Por esa razón habían modificado la bodega, para llevar más contrabando. Habían llevado de todo en ese tiempo, desde drogas a ropas y armas. También cargaban gente, si hacía falta. Habían llevado delincuentes a países donde no podían seguirles la huella. Habían llevado individuos de sitios en los que habían sido sacados de la cárcel. Mientras el pago fuera adecuado, harían el trabajo.

Y en este caso en concreto, el pago había sido particularmente adecuado.

Martin no podía imaginarse qué podía contener una caja por cuyo transporte el individuo que había contratado el avión pagaba 250.000 libras esterlinas. Pero su oficio no era preguntar, sino volar.

Cairns verificó en panel de instrumentos mientras Martin se sentaba.

El piloto miró su reloj y reprimió un bostezo. En unas tres horas debían estar en el punto de destino.

Terminado el control, hizo carretear al avión y lo puso en posición de despegue. Luego, cuando estuvo listo, los dos motores Pratt y Whitney comenzaron a rugir y el Cessna tomó velocidad.

El sonido de los turboventiladores fue en aumento hasta que, finalmente, el avión perdió contacto con el suelo para ascender a razón de mil metros por minuto.
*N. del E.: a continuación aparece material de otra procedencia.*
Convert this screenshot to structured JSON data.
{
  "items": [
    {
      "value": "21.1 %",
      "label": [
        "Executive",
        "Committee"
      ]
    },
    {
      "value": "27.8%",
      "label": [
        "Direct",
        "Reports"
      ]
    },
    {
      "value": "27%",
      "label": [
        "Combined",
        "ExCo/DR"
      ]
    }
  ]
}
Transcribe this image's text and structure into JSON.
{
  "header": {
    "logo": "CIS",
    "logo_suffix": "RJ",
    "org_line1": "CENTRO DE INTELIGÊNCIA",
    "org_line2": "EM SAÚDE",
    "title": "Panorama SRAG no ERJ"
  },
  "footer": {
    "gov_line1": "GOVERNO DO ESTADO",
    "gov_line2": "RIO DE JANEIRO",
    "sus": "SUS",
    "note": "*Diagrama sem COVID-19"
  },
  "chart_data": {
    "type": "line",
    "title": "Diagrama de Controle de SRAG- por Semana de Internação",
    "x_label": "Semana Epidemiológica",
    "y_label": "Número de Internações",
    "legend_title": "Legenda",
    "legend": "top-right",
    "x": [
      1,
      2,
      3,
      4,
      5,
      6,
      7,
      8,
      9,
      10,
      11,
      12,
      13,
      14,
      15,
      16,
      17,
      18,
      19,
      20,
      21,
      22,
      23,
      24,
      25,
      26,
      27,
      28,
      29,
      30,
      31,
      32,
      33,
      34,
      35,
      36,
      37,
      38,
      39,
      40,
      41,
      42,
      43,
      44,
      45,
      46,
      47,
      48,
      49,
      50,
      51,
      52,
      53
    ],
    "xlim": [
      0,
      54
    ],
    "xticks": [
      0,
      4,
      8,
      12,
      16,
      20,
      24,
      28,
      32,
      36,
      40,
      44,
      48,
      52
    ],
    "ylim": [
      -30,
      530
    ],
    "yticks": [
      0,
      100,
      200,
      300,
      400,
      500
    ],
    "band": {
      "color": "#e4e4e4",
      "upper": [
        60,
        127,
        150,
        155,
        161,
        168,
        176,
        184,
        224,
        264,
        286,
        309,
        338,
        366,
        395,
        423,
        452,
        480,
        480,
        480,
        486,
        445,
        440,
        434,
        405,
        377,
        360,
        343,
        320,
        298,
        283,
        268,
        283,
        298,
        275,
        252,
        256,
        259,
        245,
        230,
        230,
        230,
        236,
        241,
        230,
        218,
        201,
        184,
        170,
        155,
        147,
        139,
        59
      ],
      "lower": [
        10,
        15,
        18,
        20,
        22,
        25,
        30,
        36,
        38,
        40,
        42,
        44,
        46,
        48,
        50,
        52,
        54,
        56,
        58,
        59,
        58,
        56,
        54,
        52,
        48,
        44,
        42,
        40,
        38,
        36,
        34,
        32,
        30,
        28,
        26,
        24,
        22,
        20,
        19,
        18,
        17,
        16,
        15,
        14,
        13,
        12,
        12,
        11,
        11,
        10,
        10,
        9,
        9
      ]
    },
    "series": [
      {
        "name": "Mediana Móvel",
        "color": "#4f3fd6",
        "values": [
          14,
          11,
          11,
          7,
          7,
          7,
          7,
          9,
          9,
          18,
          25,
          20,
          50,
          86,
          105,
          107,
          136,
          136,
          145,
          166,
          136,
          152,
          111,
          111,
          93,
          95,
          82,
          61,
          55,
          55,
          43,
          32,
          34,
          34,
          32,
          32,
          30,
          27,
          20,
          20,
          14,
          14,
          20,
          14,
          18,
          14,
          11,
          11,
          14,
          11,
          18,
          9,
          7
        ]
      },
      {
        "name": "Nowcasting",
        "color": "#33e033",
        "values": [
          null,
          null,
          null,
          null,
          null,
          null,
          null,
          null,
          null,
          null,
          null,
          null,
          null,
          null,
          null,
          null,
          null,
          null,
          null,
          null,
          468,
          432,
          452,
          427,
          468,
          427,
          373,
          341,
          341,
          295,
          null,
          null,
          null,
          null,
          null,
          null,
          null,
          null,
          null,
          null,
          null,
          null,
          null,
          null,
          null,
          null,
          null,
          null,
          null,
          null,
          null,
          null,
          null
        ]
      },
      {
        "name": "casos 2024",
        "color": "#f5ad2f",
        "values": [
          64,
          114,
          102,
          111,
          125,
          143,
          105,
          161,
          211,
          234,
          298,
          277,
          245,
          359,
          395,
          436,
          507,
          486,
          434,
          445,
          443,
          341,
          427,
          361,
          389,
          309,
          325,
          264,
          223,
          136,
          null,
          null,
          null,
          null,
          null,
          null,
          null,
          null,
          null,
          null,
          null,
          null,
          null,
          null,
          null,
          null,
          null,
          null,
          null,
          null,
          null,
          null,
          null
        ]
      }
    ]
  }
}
En quince minutos estaban a 10.500 metros de altura. Sólo cuando se acercara a la costa irlandesa haría descender el avión lo suficiente como para eludir el radar y poder así llegar a destino sin ser detectados. Por el momento, se recostó en el asiento y contempló el claro cielo nocturno. Se les había prometido buen tiempo durante todo el viaje, incluso sobre el mar de Irlanda. A no ser por una ligera capa de nubes, era una noche agradable y húmeda.

Por tanto, era extraño que dentro del avión hiciera tanto frío.